If you’re still having sleep problems, several therapies can help, including biofeedback, relaxation training, stress reduction, and cognitive therapy. A psychologist who specializes in sleep disorders can discuss these therapies with you. The therapies help people handle stress better, which helps control FM episodes, When you’re stressed out, FM tends to flare and you feel worse – that’s when you’re most likely to have insomnia, too.

Medications can also help ease FM pain at night, or directly treat insomnia. Medications to ease pain and improve sleep include certain types of antidepressants, anticonvulsants, prescription pain relievers, and sleep aids.

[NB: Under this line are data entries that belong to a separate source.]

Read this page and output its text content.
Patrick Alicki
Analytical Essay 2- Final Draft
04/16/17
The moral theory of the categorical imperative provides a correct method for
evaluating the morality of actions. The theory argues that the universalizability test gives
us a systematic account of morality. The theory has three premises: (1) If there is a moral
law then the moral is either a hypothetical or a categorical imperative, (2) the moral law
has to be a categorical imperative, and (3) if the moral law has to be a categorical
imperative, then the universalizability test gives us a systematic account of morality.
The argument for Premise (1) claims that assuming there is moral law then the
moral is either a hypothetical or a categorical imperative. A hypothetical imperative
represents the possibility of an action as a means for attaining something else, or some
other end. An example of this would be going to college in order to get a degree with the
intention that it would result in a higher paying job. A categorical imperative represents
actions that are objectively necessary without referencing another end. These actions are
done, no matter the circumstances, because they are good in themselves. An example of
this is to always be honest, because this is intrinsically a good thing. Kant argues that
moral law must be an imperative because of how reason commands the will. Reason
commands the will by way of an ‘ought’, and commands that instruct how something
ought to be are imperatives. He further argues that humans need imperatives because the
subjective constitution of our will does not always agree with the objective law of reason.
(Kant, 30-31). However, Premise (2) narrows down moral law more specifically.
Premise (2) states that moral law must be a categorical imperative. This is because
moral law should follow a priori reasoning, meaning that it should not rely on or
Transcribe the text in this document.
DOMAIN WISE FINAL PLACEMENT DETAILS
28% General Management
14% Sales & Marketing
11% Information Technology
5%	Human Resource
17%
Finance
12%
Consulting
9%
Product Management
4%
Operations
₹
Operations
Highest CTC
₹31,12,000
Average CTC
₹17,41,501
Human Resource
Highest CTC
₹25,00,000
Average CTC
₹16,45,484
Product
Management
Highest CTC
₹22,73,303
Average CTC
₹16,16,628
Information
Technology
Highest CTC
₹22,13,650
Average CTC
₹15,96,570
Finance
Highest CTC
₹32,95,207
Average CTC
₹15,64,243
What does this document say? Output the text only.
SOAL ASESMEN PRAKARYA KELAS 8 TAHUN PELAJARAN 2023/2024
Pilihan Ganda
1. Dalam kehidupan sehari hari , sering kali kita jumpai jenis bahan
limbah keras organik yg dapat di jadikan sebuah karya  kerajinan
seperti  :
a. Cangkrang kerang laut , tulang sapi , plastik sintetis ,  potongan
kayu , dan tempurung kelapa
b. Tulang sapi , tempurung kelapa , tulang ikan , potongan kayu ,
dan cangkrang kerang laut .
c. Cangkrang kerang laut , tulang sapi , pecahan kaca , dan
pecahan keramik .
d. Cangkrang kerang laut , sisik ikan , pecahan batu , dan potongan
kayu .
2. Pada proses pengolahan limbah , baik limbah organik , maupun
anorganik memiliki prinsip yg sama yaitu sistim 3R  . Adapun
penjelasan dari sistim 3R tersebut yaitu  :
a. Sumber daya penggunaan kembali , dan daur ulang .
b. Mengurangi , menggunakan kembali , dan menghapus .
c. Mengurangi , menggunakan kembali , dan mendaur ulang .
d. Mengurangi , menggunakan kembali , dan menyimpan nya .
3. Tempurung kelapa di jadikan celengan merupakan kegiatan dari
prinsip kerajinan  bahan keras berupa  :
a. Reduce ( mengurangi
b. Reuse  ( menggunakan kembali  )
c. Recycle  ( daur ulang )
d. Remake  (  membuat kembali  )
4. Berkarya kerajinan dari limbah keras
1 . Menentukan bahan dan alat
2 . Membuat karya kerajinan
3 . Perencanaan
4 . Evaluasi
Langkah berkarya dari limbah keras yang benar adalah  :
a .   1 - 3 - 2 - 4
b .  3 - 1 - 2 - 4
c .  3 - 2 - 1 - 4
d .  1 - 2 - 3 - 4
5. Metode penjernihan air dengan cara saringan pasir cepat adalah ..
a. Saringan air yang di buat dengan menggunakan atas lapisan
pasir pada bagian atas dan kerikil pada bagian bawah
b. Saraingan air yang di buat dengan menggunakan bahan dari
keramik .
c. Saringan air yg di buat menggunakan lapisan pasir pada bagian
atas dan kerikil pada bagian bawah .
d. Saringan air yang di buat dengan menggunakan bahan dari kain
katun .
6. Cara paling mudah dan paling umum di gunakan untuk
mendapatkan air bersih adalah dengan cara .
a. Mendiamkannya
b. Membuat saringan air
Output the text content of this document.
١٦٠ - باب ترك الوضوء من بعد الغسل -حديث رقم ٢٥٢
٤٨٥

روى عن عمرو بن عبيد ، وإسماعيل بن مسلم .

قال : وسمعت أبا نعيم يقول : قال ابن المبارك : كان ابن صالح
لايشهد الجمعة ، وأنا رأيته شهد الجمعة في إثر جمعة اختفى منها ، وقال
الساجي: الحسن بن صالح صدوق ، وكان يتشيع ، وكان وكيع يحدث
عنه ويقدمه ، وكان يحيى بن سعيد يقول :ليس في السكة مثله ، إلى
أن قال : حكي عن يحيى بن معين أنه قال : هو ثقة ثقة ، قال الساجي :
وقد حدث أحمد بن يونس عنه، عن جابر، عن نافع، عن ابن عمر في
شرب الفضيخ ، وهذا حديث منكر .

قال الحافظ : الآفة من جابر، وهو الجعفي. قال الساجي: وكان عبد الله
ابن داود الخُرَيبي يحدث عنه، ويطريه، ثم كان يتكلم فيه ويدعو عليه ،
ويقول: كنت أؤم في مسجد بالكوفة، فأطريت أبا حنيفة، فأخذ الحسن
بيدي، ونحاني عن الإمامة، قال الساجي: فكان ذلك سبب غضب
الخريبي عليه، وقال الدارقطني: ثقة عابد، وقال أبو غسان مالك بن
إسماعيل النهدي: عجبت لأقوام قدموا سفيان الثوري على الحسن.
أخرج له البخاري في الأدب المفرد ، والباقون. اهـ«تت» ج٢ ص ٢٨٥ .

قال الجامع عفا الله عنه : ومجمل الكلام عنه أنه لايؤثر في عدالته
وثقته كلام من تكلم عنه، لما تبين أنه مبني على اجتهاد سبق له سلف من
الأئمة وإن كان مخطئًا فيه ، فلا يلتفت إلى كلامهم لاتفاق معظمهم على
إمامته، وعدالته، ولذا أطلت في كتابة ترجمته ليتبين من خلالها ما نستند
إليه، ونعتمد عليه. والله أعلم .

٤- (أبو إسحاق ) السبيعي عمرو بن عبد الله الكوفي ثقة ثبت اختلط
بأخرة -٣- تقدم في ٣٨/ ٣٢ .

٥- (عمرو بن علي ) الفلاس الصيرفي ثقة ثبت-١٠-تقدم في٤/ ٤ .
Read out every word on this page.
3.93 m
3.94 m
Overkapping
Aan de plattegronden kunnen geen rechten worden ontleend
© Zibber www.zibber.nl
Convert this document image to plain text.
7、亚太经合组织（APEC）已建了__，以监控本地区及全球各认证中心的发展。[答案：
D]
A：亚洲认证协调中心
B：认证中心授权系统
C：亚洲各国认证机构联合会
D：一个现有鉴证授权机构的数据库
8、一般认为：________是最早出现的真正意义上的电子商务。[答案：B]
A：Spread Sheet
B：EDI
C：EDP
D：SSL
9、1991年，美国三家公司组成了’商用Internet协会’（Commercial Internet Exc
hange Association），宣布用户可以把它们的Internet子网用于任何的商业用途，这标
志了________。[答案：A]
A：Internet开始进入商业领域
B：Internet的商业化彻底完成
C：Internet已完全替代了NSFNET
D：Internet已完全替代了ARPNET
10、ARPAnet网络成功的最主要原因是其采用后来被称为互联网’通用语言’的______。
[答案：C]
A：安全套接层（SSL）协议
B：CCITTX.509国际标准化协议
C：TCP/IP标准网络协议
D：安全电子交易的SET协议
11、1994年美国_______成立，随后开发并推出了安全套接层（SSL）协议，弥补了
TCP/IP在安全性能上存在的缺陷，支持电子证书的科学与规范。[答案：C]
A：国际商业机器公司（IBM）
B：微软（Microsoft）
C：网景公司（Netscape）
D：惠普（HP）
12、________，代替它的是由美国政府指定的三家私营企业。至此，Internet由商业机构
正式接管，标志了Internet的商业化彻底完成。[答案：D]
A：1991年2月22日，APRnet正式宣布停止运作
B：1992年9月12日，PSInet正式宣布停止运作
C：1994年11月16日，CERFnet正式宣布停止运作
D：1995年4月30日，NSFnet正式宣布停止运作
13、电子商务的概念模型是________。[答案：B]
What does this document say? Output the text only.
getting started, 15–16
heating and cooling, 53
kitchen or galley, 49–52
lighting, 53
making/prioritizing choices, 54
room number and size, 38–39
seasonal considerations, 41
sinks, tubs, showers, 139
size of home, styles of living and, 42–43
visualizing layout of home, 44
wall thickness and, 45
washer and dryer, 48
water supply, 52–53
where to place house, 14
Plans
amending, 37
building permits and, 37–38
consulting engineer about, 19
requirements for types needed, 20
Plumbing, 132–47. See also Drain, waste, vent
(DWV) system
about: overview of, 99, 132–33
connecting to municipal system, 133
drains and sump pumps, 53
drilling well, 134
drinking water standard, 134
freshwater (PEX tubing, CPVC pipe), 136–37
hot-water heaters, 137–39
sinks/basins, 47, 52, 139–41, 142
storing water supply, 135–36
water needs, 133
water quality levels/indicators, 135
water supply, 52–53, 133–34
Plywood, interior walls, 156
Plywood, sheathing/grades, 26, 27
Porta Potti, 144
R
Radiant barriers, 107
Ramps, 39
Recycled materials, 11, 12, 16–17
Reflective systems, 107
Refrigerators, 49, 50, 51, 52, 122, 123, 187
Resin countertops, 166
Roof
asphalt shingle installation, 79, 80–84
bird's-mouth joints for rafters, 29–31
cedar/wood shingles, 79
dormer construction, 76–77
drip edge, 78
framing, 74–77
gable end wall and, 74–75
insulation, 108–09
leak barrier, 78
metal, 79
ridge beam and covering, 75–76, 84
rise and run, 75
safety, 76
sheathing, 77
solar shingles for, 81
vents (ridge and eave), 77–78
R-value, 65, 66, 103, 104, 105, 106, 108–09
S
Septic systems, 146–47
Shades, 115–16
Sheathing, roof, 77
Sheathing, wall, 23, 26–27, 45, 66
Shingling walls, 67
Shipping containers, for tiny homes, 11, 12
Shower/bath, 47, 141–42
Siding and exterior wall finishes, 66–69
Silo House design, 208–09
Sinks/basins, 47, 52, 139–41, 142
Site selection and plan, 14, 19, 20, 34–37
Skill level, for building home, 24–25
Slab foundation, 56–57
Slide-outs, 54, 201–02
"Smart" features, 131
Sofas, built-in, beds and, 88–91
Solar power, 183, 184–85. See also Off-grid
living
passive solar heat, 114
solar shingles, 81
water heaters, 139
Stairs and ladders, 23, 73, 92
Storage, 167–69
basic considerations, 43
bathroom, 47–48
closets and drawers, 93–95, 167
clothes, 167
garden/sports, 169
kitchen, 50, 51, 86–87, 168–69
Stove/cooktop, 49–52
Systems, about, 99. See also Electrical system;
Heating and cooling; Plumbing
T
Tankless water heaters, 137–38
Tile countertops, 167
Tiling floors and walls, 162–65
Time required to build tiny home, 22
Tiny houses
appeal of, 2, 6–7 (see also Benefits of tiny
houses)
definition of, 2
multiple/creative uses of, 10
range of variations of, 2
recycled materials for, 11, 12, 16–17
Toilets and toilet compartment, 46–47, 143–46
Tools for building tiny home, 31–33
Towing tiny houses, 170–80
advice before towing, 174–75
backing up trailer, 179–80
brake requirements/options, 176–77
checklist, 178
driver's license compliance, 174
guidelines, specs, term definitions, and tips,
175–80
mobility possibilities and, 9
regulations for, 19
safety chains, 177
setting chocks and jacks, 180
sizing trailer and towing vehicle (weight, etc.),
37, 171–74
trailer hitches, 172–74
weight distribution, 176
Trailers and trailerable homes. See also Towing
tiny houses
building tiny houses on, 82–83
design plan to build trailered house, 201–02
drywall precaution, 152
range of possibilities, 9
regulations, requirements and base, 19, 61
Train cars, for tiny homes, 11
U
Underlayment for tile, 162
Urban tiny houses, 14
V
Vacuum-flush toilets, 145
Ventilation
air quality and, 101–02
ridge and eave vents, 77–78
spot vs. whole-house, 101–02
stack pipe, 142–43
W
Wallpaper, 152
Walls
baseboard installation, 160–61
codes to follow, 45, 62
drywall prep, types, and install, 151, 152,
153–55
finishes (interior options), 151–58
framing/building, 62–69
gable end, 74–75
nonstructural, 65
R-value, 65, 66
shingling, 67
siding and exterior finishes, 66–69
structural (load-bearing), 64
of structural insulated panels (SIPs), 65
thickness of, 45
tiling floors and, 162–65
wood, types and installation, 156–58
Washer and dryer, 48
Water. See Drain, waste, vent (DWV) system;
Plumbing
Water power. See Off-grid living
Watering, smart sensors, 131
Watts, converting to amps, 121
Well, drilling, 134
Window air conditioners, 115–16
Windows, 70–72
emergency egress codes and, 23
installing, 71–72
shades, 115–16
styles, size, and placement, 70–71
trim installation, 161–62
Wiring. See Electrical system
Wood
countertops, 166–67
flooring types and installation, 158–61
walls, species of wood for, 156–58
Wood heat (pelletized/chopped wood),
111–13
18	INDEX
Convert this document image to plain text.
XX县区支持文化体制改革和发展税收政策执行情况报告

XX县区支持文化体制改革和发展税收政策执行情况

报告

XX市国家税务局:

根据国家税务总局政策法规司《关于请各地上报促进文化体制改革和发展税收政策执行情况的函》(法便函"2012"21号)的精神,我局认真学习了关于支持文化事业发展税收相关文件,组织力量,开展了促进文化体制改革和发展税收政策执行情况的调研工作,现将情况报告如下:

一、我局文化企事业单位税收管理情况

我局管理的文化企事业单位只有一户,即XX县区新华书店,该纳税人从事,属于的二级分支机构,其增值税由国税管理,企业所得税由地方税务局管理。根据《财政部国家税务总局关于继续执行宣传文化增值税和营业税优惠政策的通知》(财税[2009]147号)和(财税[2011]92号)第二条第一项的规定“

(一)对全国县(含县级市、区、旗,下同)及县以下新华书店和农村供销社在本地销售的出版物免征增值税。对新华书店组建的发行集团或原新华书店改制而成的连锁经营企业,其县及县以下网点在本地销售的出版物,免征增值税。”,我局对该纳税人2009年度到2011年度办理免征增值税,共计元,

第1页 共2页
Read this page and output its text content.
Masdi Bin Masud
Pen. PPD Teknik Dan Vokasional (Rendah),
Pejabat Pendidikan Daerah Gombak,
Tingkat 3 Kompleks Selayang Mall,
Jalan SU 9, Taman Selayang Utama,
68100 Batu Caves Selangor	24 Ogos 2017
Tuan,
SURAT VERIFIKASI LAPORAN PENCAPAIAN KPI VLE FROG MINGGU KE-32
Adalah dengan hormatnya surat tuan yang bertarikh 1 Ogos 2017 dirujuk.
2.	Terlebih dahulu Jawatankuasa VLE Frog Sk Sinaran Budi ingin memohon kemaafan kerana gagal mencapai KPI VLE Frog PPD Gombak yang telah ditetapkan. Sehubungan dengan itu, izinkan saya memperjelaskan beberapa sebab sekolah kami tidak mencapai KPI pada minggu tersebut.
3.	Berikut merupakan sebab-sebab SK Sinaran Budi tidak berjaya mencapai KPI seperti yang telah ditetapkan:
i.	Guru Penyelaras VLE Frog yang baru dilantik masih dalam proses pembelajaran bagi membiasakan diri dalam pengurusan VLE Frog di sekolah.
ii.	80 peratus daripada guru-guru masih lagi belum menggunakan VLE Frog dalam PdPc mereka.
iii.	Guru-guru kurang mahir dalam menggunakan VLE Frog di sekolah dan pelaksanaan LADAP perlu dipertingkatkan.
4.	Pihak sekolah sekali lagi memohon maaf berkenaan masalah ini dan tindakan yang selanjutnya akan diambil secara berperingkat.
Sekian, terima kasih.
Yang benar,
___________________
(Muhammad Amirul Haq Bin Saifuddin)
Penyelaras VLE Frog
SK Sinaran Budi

BUT, as we kept getting told (a lot!), no one therapy will control FM pain 100 per cent. So start to mix it up and use all the tools that are beginning to come to light.

Fibro Fog Explained?

Pain and accompanying depression and anxiety might be reasons for the lack of working memory in patients with FM, according to a recent study.1

On average, the patients with FM displayed inferior performance compared with controls based on accuracy and response time. These differences were statistically significant, due to a lot of medical gobbledygook (as follows, if you can understand it):

During n-back tasks, researchers utilized functional MRI to study activated and deactivated brain regions. The researchers also found significant relationships between the FM group and the controls when using the Beck depression inventory and Beck anxiety inventory as covariates (P<.01 for both).

Between-group analyses showed that within the working memory network, the inferior parietal cortex was associated with pain ratings that were mild (r=0.309, P=.049) and moderate (r=0.331, P=.034). Two-sample between-group analysis showed significantly higher activation in the controls than the FM group in the ventrolateral prefrontal cortex (VLPFC), the thalamus, middle temporal cortex and inferior parietal cortex (P<.05, FDR-corrected for multiple comparisons at the voxel level). The comparison also showed the left dorsolateral prefrontal cortex, right VLPFC and right inferior parietal cortex were related to depression and anxiety ratings.

Basically, FM patients showed reduced activation in several brain regions which may be associated with impairments in maintenance and manipulation of working memory. The working memory deficit may result from both pain itself and depression and anxiety associated with pain.

 

 

  1. Forty-one women were enrolled in the study — 19 with FM and 22 healthy participants. The mean ages of the patients were 38.73 years and 38.27 years, respectively. The control group included volunteers who were screened for chronic widespread pain, generalized weakness, sleep disturbance and specific tender points. The FM patients were recruited from outpatient rheumatic clinics at five hospitals in South Korea. The mean disease duration for FM was 39.41 months, and those patients showed average tender points of 13.37. Seven FM patients reported taking antidepressants: six on 75 mg pregabalin once daily, and one on 75 mg pregabalin and 25 mg milnacipran once daily.